林采兮做的漫画已初见成就,便让菊焉用针线照着次序一张张缝起来,第一本小册子讲了五个故事,主角是同一个小男孩,去了五个不同的地方发生的一些事,她取名做漫游记。
菊焉缝好后,林采兮拿在手里又从头到尾仔仔细细看了一遍,看到搞笑处自己都禁不住笑出声,菊焉也在一旁跟着看,不时抿嘴偷笑,她识得字并不多,是进府后才跟林采兮慢慢学了一点,字她虽看的不太明白,但那图画她却是看得懂。
菊焉看的好笑,便问道,“姨娘,这些画儿都是您一笔一笔画出来的。都是您自个儿想出来的么?”

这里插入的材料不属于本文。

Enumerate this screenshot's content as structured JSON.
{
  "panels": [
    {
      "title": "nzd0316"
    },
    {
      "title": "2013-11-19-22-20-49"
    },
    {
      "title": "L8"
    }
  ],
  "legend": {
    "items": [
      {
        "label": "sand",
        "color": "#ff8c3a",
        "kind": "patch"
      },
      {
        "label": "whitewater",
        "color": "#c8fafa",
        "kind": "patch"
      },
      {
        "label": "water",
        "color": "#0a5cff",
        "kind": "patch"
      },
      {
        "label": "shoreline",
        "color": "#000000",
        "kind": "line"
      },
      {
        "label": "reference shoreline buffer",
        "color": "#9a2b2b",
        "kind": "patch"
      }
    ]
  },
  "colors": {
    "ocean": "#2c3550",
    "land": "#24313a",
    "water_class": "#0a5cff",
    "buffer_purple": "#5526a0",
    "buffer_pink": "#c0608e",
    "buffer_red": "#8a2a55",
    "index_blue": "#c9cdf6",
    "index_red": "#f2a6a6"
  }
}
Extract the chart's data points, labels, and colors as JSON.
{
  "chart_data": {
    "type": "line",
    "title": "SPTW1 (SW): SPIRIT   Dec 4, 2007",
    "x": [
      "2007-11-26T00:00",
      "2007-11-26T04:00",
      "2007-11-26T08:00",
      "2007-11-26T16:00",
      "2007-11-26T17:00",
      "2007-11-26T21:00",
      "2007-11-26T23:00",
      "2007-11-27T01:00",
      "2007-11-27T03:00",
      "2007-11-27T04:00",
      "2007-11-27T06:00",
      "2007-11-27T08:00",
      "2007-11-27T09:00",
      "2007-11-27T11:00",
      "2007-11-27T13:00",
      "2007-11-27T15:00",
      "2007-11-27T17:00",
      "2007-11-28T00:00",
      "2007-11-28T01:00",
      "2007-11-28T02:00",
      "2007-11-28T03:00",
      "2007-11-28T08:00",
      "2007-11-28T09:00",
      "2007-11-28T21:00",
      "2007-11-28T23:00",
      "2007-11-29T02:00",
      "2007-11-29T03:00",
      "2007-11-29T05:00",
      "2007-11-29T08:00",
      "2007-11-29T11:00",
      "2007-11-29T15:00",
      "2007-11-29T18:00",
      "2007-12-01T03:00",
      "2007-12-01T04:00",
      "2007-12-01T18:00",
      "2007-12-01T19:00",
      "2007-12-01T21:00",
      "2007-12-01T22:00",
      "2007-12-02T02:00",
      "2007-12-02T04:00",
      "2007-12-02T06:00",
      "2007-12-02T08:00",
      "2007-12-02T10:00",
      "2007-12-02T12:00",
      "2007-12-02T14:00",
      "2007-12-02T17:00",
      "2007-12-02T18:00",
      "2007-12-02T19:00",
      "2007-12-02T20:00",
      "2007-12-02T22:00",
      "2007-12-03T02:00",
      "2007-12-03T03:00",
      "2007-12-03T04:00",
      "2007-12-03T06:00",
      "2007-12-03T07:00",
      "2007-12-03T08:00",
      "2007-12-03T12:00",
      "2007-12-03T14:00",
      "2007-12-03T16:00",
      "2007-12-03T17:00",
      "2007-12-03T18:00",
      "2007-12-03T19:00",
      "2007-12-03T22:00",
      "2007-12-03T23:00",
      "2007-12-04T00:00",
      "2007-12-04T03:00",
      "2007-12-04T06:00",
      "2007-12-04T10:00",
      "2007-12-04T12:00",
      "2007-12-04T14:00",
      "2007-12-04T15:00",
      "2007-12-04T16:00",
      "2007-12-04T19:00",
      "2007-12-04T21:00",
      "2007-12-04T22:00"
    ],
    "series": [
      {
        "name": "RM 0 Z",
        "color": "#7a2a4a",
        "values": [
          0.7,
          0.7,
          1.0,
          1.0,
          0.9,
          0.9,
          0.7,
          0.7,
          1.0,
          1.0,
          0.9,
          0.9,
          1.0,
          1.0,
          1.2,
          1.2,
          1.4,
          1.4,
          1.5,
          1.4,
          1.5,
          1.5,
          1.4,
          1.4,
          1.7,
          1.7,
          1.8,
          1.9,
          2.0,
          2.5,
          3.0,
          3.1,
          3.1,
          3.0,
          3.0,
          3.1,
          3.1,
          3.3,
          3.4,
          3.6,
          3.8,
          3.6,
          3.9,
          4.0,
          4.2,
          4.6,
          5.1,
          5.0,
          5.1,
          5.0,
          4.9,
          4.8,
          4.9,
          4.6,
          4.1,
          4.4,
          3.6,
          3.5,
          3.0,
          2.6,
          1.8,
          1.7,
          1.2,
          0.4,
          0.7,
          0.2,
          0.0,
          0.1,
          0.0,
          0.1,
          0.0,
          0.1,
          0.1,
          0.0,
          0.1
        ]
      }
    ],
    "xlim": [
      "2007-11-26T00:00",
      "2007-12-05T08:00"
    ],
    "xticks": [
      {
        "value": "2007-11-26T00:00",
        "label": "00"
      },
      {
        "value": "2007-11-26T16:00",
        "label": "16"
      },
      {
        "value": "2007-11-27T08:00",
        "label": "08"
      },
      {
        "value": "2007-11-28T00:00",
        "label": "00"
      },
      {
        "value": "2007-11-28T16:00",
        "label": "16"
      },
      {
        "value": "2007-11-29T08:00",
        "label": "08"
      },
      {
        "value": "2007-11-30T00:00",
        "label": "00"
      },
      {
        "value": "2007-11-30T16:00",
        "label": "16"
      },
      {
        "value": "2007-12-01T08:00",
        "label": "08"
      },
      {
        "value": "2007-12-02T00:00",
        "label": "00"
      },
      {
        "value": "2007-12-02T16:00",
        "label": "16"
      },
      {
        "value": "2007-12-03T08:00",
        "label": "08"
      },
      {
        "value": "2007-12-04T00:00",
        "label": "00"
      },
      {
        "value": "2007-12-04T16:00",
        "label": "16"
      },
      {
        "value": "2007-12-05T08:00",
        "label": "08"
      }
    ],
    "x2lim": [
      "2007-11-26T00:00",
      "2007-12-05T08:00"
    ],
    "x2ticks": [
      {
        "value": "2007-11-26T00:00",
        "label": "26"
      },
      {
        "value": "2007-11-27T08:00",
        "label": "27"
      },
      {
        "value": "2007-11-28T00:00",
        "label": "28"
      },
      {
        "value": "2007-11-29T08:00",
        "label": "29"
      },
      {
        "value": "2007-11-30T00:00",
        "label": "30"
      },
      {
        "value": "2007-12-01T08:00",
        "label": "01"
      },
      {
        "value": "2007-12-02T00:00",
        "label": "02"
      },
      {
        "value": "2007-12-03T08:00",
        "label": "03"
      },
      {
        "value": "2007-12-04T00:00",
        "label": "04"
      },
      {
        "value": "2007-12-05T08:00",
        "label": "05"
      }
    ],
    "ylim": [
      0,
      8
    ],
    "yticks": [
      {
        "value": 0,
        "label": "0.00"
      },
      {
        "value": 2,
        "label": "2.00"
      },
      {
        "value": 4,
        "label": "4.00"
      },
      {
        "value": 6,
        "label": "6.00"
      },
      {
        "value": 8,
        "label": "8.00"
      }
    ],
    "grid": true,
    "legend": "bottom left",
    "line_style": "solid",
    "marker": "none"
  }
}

林采兮很满意的看着自己的杰作,回她,“都是早些时候从书里看来的,只不过我用画儿表示了出来。”
菊焉笑着道,“姨娘真是好才华,外头的人都称姨娘是才女哪。就连咱们府里的那些人也都佩服您是好才华的人。”
林采兮心里暗笑,以前的林采兮才是满腹才华的正主,这满府里没一个称赞她才华过人的,现在不过是看她不再似以前那么软弱,便都过来艳羡才华了。外头那些人的称赞更不用说了,多半是讥讽之意。女子无才便是德,这样的道理她怎会不知?
林采兮并没有过多的想这些事,这个时代的生存规则,表面上看似乎懂了一些,其实内底里她真正能看透的更多,她并不认为自己身为现代人在大府院里的勾心斗角里有多少优势,反而是现代人的思想会让她一不小心便看错了眼前的形势。
从书房里出来,林采兮去园里找朱澈,想给他看看这本漫游记,找了半天也不见人影,料想着可能是去了别的园子玩,便回了自己房间。在屋里坐了一会觉得有些闷,只好又起身到院子里。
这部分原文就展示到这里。